I had to fight to be genderless, to be myself.
I support wholeheartedly the practice to share and lead with pronouns in order for people to be seen and identified for who they are.
But for me, putting my pronoun first, whether she, he or them, keeps me locked into feeling like my gender identity defines me, as opposed to feeling like it fits me.
I fought for years to just be Dhira. While my pronouns have always been she/her, that doesn’t mean as much about how and who I am as the mole on my cheek, the twitch in my eye, the way I use my hand more than words. That doesn’t make me feel more safe than being able to meet you first and have you draw in the details later. That may seem like a privilege, but I assure you it hasn’t always been that way. Keeping people in the mystery has sometimes been the most authentic way for me to keep being myself. Perhaps this is because of sexism, but unfortunately, that's something that's still very much alive.
I do not wish my choice to put anyone else at unease. It's a strange feeling that such important progress for so many could feel like the opposite for me personally.

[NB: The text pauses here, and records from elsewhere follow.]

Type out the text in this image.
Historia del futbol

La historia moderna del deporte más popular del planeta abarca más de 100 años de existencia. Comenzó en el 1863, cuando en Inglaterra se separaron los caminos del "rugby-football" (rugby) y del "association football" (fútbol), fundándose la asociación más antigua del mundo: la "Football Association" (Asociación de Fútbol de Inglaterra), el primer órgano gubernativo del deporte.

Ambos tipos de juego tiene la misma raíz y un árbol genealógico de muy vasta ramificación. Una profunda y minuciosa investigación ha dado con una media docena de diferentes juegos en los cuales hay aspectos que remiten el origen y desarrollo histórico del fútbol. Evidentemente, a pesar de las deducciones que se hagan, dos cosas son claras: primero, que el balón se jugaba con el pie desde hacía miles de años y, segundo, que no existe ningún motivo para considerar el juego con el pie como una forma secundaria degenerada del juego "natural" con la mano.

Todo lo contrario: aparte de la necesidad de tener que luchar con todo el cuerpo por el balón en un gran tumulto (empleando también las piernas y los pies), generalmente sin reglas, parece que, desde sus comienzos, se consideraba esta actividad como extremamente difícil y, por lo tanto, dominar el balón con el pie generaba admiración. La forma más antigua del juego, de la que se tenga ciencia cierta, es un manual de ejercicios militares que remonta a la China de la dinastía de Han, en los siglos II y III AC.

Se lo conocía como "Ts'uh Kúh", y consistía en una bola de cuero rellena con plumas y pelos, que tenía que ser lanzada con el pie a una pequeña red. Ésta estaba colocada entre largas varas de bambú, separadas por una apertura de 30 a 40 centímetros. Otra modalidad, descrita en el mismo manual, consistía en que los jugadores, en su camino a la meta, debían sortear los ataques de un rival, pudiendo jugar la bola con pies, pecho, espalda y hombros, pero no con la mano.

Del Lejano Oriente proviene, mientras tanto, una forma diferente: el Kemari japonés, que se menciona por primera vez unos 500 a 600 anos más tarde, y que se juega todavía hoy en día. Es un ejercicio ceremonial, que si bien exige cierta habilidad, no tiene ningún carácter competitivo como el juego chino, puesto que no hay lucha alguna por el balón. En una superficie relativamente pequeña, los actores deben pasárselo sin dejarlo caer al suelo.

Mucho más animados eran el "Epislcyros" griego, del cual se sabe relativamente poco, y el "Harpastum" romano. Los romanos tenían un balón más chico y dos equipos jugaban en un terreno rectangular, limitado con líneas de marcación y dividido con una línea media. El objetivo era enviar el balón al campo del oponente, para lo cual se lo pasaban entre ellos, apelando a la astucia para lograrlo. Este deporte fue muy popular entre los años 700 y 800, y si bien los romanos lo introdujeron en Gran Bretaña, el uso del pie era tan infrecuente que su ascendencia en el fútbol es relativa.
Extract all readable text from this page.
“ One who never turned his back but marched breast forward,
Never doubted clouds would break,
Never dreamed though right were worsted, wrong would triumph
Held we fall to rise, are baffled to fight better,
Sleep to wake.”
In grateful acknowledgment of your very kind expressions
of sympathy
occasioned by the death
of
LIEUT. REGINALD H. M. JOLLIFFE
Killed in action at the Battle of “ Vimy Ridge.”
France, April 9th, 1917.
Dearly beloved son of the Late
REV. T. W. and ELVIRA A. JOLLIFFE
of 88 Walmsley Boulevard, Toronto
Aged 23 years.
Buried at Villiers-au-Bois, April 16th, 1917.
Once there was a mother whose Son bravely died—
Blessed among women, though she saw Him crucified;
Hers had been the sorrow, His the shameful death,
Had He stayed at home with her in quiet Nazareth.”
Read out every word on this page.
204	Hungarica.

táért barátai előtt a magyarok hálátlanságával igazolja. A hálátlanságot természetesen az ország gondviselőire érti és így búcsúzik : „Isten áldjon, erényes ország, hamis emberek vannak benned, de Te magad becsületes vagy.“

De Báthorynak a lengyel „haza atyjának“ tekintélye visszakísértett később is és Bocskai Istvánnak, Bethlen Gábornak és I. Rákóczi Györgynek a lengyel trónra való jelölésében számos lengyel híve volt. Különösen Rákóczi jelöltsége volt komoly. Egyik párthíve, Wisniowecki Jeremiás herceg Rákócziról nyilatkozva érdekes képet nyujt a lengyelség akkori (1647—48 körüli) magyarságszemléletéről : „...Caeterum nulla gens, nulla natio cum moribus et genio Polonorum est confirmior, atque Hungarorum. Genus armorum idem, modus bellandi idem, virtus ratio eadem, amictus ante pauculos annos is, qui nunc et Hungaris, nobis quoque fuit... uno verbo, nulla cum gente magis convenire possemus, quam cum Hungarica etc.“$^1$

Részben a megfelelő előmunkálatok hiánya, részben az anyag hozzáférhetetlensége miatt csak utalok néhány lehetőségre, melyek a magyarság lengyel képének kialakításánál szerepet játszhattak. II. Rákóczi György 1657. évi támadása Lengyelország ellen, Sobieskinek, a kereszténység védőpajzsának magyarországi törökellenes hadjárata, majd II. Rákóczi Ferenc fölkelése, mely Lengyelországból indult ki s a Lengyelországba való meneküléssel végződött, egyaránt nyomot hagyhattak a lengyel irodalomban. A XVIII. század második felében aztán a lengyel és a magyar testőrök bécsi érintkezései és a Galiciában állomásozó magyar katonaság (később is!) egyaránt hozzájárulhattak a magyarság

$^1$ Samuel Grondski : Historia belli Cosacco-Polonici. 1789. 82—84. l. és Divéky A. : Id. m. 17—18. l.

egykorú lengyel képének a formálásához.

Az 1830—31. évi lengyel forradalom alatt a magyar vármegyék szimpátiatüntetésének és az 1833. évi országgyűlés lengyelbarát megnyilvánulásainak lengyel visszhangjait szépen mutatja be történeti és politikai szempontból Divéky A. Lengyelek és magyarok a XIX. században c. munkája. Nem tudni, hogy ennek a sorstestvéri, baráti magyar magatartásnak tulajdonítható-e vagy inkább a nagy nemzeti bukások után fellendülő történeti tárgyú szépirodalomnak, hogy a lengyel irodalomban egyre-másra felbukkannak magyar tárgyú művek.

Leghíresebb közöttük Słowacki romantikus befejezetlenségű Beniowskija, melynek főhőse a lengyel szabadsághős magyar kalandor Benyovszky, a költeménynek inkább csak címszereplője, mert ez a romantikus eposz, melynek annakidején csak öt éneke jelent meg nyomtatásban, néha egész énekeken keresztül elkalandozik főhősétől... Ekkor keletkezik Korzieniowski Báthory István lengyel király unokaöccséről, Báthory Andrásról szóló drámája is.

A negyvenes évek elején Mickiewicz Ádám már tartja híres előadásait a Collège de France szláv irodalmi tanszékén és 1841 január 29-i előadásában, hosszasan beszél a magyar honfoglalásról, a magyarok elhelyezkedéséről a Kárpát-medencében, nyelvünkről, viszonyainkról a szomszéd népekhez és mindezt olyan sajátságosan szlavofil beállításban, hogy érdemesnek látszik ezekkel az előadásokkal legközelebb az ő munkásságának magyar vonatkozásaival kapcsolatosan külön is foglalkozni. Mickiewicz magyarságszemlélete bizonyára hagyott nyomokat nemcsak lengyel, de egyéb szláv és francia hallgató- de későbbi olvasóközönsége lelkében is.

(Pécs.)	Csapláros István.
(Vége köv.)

I don’t purport for this to be true for anyone else…I don’t mention this to be a better way. It’s just being honest to how it feels to be in my lived body experience, every day. I take seriously people’s pronouns and do not make excuses for institutions and people to not be able to do the work to adapt to the ask.
Yet if we are going to embrace nonbinary thinking and identities, I believe we have to keep even our nonbinary options from falling into this or that, right or wrong. For that, I’m exercising my right to not lead with my pronouns, first.
I welcome the dialogue and disagreements that it may bring.
Thank you for taking the time to lean in and read this.